Film adhesive built to win against CTE mismatch

When electronics see real-world thermal swings, coefficient of thermal expansion (CTE) mismatch is the silent killer of bonds. 5020K was engineered with that reality in mind. Its glass-supported epoxy film balances mechanical strength, thermal performance, and electrical insulation—so your packages stay together across thousands of cycles, not just the first few.


Why CTE matters — and how 5020K answers it

  • Low CTE regime below Tg – 5020K runs at about 45 ppm/°C below Tg (~109 °C). Keeping your assembly in this range minimizes shear strain, making the adhesive perform like an anchor between dissimilar materials.

  • Reinforced with glass fabric – The carrier tempers in-plane growth, delivering dimensionally stable preforms that stay true through lamination and cure.
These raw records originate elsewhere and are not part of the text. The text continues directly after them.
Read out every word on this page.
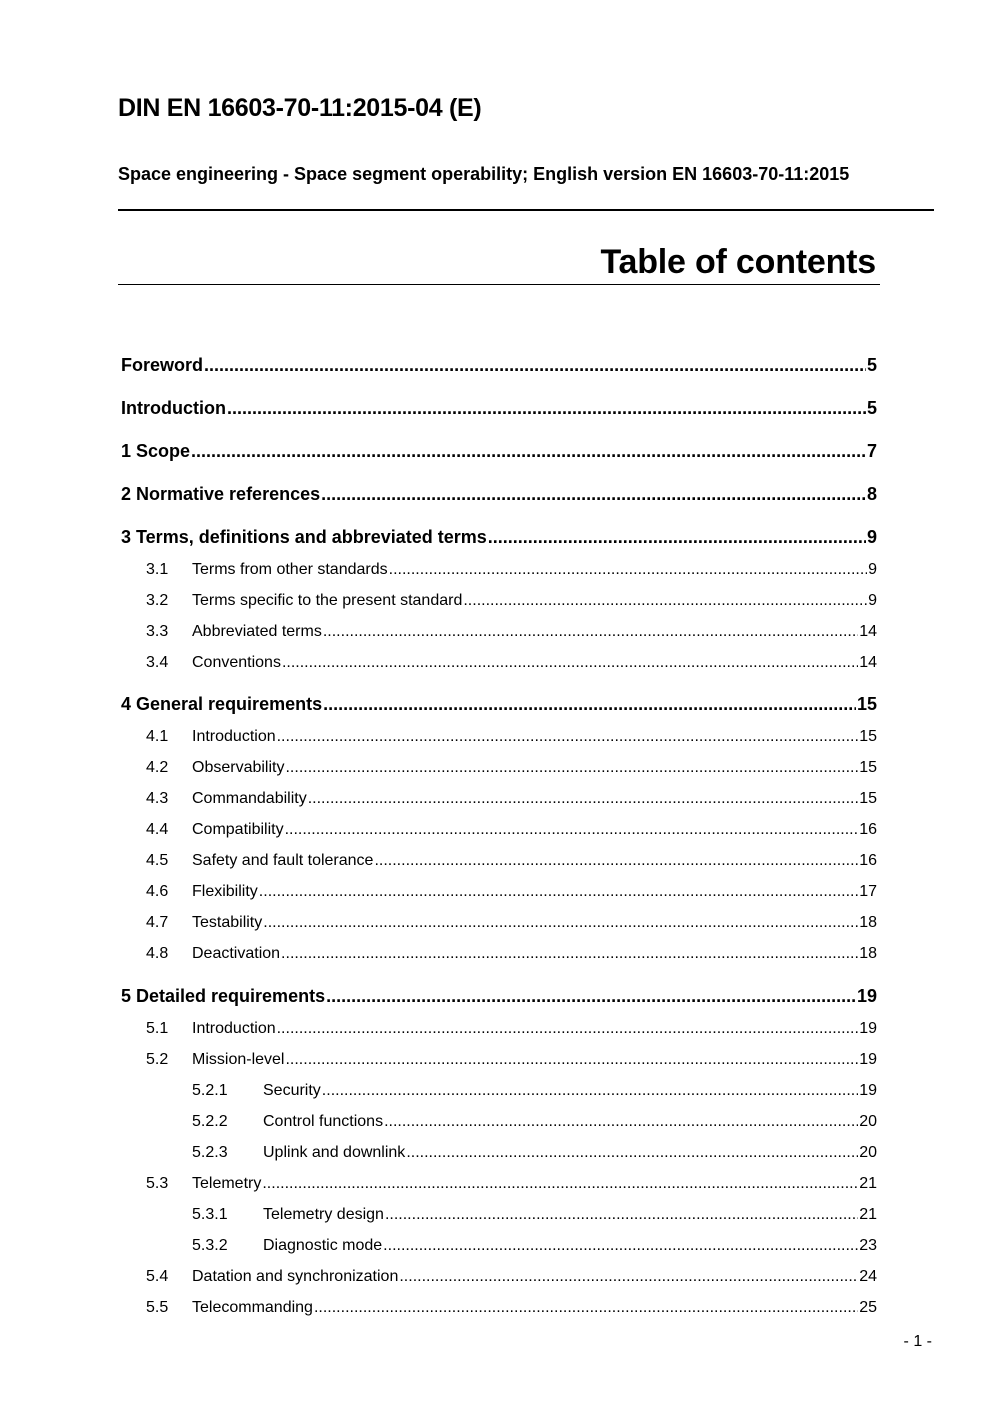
DIN EN 16603-70-11:2015-04 (E)
Space engineering - Space segment operability; English version EN 16603-70-11:2015
Table of contents
Foreword .....	5
Introduction .....	5
1 Scope .....	7
2 Normative references .....	8
3 Terms, definitions and abbreviated terms .....	9
3.1	Terms from other standards .....	9
3.2	Terms specific to the present standard .....	9
3.3	Abbreviated terms .....	14
3.4	Conventions .....	14
4 General requirements .....	15
4.1	Introduction .....	15
4.2	Observability .....	15
4.3	Commandability .....	15
4.4	Compatibility .....	16
4.5	Safety and fault tolerance .....	16
4.6	Flexibility .....	17
4.7	Testability .....	18
4.8	Deactivation .....	18
5 Detailed requirements .....	19
5.1	Introduction .....	19
5.2	Mission-level .....	19
5.2.1	Security .....	19
5.2.2	Control functions .....	20
5.2.3	Uplink and downlink .....	20
5.3	Telemetry .....	21
5.3.1	Telemetry design .....	21
5.3.2	Diagnostic mode .....	23
5.4	Datation and synchronization .....	24
5.5	Telecommanding .....	25
- 1 -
  • Thermally and electrically balanced – With a thermal conductivity around 0.7 W/m·K and a dielectric constant ~4.4 @1 kHz, 5020K gives you thermal path and electrical isolation in one clean step.

  • Military-grade reliability – Qualified to MIL-STD-883 Method 5011, proving its pedigree in high-reliability environments.


The CTE playbook

  1. Know your Tg. At ~109 °C, 5020K transitions into a higher-CTE regime (~270 ppm/°C). If your use case lives below Tg, you’ll keep shear forces low.

  2. Select your bondline. Standard films run ~4–5 mil thick. Thinner = less differential growth; thicker = more compliance. (side note, NEDC stocks the .005” 5020K-1-005) 

  3. Cutback for stress relief. Preforms with slight edge cutback reduce squeeze-out and help keep stress away from traces, thru holes, and pads.

  4. Uniform cure pressure. Apply 2–10 psi (or vacuum lamination for large panels) to ensure full wet-out and void-free bonds.


Storage & handling

  • Shipments arrive frozen at −40 °C to maximize shelf life.

  • Shelf life: ~1 year at −40 °C.

  • Work life: ~6 months at room temperature.

  • Let material warm to room temperature before opening to avoid condensation on the adhesive surface.


Processing notes

  • Cutting: Die-cut preforms are most common for production. Glass support ensures clean edges and stable geometry. For prototyping, sheets can be trimmed with a razor or scissors while keeping release liners in place.

  • Placement: Light pre-tack can be developed by warming a substrate to ~40–60 °C before final cure, helping with registration.

  • Cure schedule: 1 hr @ 150 °C under continuous pressure (2–10 psi typical).


Spec snapshot

  • Form: Glass-supported epoxy film (white)

  • Thermal conductivity: ~0.7 W/m·K

  • Tg: ~109 °C

  • CTE: ~45 ppm/°C below Tg; ~270 ppm/°C above Tg

  • Electrical: Volume resistivity ~8×10¹⁴ Ω·cm; dielectric constant ~4.4 @1 kHz

  • Thicknesses: Typically ~4–5 mil

  • Qualification: MIL-STD-883 Method 5011


Where 5020K wins

  • Substrate attach where copper, FR-4, aluminum, and ceramics all meet.

  • Electrically insulated thermal paths inside defense, aerospace, and high-rel applications.

  • Programs that demand tight dimensional control with die-cuttable preforms.